Twenty-Seven Zombie Agents

I built a pipeline dashboard on Saturday. The kind of thing you build when you want to see where work sits in the lifecycle: queued, working, completed, failed. Simple status board for an agent workforce.

The first thing it showed me was that 27 tasks were listed as "working."

I checked the logs. None of them were doing anything. One had been "working" for 178 hours. That's over a week of a task sitting in an active status with no agent attached, no process running, no output being produced. Just a row in a database that said "working" and a system that believed it.

How Zombies Happen

The pattern is straightforward. An agent picks up a task, sets the status to "working," and starts building. If the build succeeds, the agent updates the status to "completed." If it fails, "failed." But there's a third path that nobody plans for: the agent process dies mid-task. SSH pipe timeout. Container killed. Builder crashes. Memory limit hit.

When that happens, the status stays "working" forever. There's no heartbeat check. There's no timeout. The task just sits there, technically active, actually dead. A zombie.

Twenty-seven of them. Some were tasks that had completed successfully but never got their status updated because the agent crashed after finishing the work but before writing the status. Some were genuine failures that never got recorded. Some were tasks that had been superseded by newer specs but never cleaned up.

The dashboard didn't create this problem. It revealed it. Without the dashboard, I had no way to see these zombies. The task list showed them as active work, which made it look like the system was busier than it was and made capacity planning impossible.

The Stuck Detector Wasn't Enough

I already had a stuck detector. It ran on a schedule, checked for tasks that had been "working" beyond a threshold, and flagged them. But it had a blind spot: it only flagged tasks that had an active process ID or active subtasks. If a task was "working" with no PID and no subtasks, it fell through.

That's exactly the zombie pattern. The process is gone. The subtasks are gone. But the status says "working."
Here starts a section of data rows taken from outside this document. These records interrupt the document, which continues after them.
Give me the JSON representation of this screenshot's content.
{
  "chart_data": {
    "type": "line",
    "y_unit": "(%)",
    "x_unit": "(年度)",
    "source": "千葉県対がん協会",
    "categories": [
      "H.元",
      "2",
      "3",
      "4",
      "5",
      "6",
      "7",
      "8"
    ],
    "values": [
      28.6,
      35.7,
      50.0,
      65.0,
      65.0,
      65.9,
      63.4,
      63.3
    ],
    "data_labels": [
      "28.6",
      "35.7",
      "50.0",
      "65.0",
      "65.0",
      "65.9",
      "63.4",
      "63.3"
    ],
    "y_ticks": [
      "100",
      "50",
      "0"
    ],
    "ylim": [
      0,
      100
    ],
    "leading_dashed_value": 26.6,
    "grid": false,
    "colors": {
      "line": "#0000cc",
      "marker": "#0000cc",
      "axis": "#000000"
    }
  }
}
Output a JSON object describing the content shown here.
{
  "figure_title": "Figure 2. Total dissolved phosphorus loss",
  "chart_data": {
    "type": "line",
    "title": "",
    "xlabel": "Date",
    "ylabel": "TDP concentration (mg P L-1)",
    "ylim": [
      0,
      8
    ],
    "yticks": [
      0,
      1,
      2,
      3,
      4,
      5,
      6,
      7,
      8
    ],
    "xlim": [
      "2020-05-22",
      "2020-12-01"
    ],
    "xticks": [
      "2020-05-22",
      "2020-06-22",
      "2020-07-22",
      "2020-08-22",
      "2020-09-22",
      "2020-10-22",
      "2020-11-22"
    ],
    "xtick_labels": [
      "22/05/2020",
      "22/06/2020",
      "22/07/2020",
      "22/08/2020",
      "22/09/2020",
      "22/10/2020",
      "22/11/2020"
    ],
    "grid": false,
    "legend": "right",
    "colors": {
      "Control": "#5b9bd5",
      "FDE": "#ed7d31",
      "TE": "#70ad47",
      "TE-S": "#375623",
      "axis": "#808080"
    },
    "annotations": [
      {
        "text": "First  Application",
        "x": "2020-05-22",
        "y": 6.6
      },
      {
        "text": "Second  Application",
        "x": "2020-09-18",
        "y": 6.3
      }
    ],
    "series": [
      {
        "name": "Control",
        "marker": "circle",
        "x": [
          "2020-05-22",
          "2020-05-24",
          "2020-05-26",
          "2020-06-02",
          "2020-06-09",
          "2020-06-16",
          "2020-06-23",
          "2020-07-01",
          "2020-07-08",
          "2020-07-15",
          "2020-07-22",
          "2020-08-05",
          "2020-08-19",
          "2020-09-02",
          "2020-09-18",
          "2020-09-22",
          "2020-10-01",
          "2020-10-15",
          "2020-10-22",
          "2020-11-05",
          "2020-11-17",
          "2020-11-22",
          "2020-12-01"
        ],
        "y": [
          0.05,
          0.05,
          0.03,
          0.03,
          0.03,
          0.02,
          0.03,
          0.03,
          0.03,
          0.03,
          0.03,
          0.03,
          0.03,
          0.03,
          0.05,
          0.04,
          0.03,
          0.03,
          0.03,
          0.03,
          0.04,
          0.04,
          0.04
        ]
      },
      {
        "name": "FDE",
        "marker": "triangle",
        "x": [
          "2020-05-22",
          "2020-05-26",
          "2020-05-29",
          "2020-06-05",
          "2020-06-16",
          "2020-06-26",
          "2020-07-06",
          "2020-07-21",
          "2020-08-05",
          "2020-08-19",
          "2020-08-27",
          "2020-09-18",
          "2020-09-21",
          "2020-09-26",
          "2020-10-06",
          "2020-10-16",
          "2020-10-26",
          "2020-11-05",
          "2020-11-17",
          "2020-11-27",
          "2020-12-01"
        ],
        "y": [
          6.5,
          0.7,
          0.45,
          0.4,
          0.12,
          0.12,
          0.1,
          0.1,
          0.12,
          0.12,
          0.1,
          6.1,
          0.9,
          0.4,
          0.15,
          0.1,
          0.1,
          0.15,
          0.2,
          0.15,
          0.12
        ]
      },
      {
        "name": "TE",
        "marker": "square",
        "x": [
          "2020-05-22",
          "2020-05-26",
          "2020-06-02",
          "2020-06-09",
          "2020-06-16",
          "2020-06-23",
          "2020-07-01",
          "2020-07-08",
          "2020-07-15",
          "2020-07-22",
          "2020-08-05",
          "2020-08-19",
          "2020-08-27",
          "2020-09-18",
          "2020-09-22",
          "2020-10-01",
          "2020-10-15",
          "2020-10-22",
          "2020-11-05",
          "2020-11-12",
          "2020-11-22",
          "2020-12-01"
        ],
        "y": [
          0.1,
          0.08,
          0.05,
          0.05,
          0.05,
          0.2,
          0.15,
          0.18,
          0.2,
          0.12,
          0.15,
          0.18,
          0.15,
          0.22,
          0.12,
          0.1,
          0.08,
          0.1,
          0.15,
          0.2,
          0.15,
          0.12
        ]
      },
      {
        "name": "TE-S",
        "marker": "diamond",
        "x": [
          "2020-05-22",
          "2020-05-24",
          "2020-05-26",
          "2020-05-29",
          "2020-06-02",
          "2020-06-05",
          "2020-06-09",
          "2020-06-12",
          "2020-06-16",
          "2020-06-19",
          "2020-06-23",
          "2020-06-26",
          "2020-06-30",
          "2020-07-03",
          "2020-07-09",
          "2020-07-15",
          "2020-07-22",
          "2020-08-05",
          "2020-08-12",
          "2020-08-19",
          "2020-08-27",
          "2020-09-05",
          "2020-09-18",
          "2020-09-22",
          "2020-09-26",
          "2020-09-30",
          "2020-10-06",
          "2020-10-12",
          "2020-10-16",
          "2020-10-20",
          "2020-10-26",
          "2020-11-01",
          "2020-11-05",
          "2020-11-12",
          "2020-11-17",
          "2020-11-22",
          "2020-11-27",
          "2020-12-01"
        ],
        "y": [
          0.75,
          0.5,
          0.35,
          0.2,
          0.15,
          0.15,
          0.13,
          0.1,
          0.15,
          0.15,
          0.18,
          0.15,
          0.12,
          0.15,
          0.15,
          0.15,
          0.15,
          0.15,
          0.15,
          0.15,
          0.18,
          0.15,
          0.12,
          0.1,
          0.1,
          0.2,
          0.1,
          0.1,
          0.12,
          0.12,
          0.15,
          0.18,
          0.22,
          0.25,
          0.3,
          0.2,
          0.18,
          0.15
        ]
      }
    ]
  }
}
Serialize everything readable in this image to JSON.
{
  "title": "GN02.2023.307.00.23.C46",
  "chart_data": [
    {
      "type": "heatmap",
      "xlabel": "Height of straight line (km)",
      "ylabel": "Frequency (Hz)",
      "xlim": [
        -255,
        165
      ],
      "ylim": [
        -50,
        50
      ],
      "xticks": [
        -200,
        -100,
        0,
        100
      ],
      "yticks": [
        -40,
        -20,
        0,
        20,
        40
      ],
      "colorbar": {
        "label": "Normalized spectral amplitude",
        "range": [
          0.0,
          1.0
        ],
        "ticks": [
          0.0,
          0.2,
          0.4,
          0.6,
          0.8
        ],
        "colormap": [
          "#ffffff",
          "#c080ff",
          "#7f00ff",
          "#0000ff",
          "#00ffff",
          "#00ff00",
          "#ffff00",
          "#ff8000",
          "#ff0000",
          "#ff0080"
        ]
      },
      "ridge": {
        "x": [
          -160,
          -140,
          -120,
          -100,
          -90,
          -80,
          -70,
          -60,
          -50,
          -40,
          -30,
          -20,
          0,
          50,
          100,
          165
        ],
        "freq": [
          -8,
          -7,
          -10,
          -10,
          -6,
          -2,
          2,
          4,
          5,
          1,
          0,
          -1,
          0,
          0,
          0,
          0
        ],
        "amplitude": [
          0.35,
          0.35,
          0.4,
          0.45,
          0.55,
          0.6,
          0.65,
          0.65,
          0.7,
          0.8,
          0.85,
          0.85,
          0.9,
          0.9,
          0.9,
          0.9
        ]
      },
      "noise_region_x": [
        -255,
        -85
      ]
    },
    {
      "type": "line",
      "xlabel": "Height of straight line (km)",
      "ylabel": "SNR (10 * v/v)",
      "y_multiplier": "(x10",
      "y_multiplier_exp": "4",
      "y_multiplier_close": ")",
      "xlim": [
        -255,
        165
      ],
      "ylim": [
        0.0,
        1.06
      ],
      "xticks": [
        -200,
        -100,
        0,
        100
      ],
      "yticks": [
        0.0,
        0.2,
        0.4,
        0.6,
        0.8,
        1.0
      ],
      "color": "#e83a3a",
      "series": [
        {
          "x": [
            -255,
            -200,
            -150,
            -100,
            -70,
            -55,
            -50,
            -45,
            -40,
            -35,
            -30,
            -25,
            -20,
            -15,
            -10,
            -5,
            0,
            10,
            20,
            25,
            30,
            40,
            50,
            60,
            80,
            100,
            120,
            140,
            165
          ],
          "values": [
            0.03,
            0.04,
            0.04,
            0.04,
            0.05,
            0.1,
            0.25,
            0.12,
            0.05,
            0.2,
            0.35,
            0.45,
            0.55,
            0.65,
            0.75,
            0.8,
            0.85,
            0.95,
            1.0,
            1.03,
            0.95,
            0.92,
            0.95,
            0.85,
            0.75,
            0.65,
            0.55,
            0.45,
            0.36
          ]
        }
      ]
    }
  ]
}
So ops deployed an orphan detector. A check that specifically looks for the no-PID, no-subtask case and marks those tasks as failed. Simple. Obvious fix.

The Paradox

The orphan detector's first act was to mark a successfully completed task as failed.

Here's what happened: a builder had finished its work, produced all the expected outputs, and the auto-validator had confirmed the criteria passed. But the builder crashed before updating the task status from "working" to "completed." So when the orphan detector ran, it saw a task with no PID, no active subtasks, status "working," and did exactly what it was designed to do. It marked it failed.
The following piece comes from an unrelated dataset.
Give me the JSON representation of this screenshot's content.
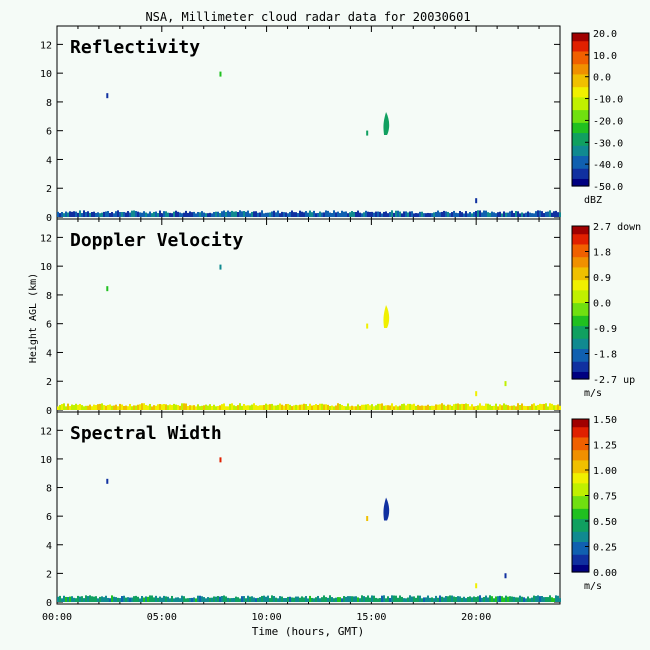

The task wasn't stuck. It was done. But the detector couldn't tell the difference between "stuck because crashed before completing" and "stuck because completed but crashed before updating status." Both look identical from the outside: a task in "working" status with no active process.

This is the fundamental problem with state-based monitoring in agent systems. State tells you where something is. It doesn't tell you where it was going. A task that's "working" with no process could be a zombie that crashed on line 3 or a success that crashed on the last line. The state is the same. The intent is completely different.

What This Actually Requires

You need monitoring that understands intent, not just state. That means:

Output-aware detection. Before marking a task as failed, check whether it produced the expected outputs. If the files exist, the tests pass, and the acceptance criteria are met, the task succeeded regardless of its status field.

Heartbeat with context. A heartbeat that just says "I'm alive" isn't enough. The heartbeat should carry what the agent is currently doing: which file it's writing, which test it's running, what step it's on. When the heartbeat stops, you know exactly where it stopped.

Status reconciliation on recovery. When a zombie is detected, don't just mark it failed. Run the validator against whatever output exists. If the work is done, mark it completed. If the work is partial, mark it failed with a note about where it stopped.

None of this is exotic. It's the same pattern you'd build for any distributed workforce where workers can die mid-task. The difference is that most agent frameworks skip it because the demo works fine with three tasks and a single process.

The Takeaway

Agent orchestration has the same visibility problem as any operations team. You need a dashboard. You need monitoring. And your monitoring needs to be smarter than "is the process alive?"

Twenty-seven zombies in a system I built and operate daily. Not because the system was broken, but because the observability layer wasn't looking for the right thing. The work was fine. The window into the work was lying.

Build the dashboard first. You'll be surprised what it shows you.